Mazlum ve masumu kim savunur?
Hocası derviş çocuğu (öğrenci) eline bir toprak testi( bardak)verip su doldurup getirmesi için çeşmeye gönderir.
Derviş testisini doldururken bir atlı gelir çekil ordan derviş ben atımı sulayacağım deyip bir kırbaç indirir derviş,kirbacin acısıyla testiyi bırakır, dervişin testisi'de kırılmıştır.
Kırbaç acısı ve testinin kırılması üzüntüsüyle çeşmeyi atliya terk edip ağlayarak gidip durumu hocasına anlatır.
Hocası:
Atlıya savunma mahiyetinde tek kelime soylemedin mi?
Hayır,soylemedim.
Hocası:
Eyvah,hemen atlıya yetişelim,belki yaralı yetişiriz de faydamız dokunur,ne tarafa gitti?

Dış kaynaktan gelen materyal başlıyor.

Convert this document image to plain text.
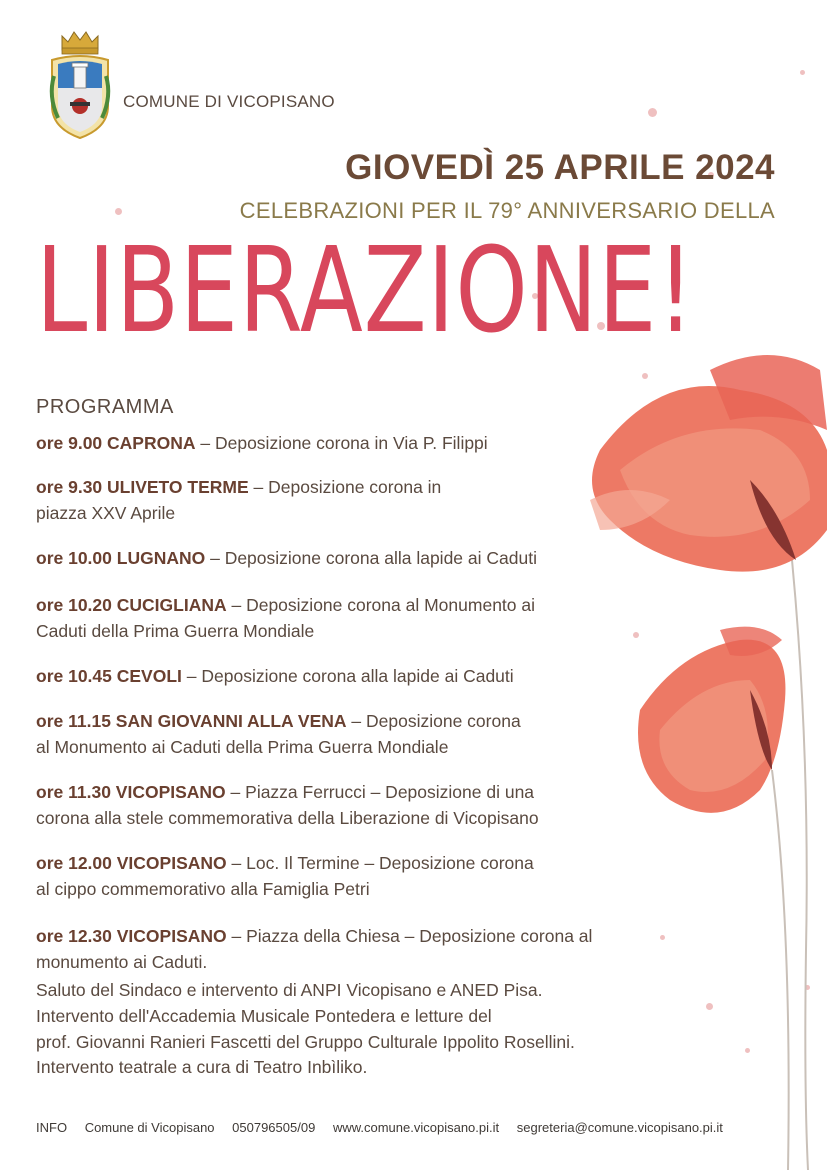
COMUNE DI VICOPISANO
GIOVEDÌ 25 APRILE 2024
CELEBRAZIONI PER IL 79° ANNIVERSARIO DELLA
LIBERAZIONE!
PROGRAMMA
ore 9.00 CAPRONA – Deposizione corona in Via P. Filippi
ore 9.30 ULIVETO TERME – Deposizione corona in
piazza XXV Aprile
ore 10.00 LUGNANO – Deposizione corona alla lapide ai Caduti
ore 10.20 CUCIGLIANA – Deposizione corona al Monumento ai
Caduti della Prima Guerra Mondiale
ore 10.45 CEVOLI – Deposizione corona alla lapide ai Caduti
ore 11.15 SAN GIOVANNI ALLA VENA – Deposizione corona
al Monumento ai Caduti della Prima Guerra Mondiale
ore 11.30 VICOPISANO – Piazza Ferrucci – Deposizione di una
corona alla stele commemorativa della Liberazione di Vicopisano
ore 12.00 VICOPISANO – Loc. Il Termine – Deposizione corona
al cippo commemorativo alla Famiglia Petri
ore 12.30 VICOPISANO – Piazza della Chiesa – Deposizione corona al
monumento ai Caduti.
Saluto del Sindaco e intervento di ANPI Vicopisano e ANED Pisa.
Intervento dell'Accademia Musicale Pontedera e letture del
prof. Giovanni Ranieri Fascetti del Gruppo Culturale Ippolito Rosellini.
Intervento teatrale a cura di Teatro Inbìliko.
INFO Comune di Vicopisano 050796505/09 www.comune.vicopisano.pi.it segreteria@comune.vicopisano.pi.it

Şu tarafa.o yol takip edilir,bir km.ilerde atın ayağı sürcmuştur,atli takla atan atın altında kalarak dervişe yaptığı haksızlık ve zulmün cezasini dervişin sahibi(Allah) da hemen vermiştir.
Bazen hemen vermez,aheste aheste verir zulmün cezasini.

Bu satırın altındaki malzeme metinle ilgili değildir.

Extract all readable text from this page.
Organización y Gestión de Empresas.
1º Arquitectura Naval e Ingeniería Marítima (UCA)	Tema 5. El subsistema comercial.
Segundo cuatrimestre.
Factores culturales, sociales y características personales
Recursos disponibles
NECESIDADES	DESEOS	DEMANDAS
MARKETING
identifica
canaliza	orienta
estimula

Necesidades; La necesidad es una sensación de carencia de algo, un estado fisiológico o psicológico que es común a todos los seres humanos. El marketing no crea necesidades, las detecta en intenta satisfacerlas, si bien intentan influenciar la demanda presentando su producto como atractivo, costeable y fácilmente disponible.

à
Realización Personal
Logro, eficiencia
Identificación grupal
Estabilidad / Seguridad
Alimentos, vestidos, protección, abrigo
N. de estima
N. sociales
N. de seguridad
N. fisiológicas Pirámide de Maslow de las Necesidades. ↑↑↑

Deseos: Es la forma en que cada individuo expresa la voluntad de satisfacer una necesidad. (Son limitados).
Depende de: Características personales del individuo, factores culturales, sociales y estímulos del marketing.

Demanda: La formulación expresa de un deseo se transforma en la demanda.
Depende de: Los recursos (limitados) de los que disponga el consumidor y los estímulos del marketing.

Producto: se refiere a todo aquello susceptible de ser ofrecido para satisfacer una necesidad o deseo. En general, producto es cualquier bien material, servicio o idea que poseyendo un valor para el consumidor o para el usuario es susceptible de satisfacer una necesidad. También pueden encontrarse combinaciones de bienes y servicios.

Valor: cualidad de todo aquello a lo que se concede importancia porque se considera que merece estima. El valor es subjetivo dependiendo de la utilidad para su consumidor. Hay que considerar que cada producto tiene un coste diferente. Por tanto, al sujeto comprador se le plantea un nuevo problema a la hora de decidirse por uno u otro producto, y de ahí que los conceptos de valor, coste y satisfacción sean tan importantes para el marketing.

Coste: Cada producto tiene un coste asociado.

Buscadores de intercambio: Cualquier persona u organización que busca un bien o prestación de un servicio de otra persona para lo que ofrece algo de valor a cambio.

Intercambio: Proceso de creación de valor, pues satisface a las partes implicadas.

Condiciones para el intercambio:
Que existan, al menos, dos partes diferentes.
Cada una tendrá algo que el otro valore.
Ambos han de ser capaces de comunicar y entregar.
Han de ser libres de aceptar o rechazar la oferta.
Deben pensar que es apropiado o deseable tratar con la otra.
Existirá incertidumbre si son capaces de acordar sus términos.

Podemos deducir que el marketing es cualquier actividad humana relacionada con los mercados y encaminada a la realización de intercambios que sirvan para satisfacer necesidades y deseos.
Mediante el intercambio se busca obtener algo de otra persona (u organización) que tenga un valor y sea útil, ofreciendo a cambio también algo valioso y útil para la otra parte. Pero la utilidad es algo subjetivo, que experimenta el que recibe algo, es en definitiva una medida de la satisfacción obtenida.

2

İbret alabilene her şeyde bir ibret nasihat ve ikaz var,onu anlamak ders çıkarabilmek için ya rab bizi şuursuzluk belasindan kurtar diye dua edelim.
Savunmasız insanlarin yuzune,kendine veya bir cemâate sözlü,yazili veya başka yollarla hakaret etmek,yipratmak,rencide ve rezil etmek maksadıyla uğraşanlar bilsinlerki onların savunucusu Allah dır,o kişileri kaza bela musibetle ikaz eder anlamazsa ileri giderse kendi eliyle, diliyle ve haliyle kendine hem dünyada hem âhirette kötü bir akıbet hazırlamış olurlar.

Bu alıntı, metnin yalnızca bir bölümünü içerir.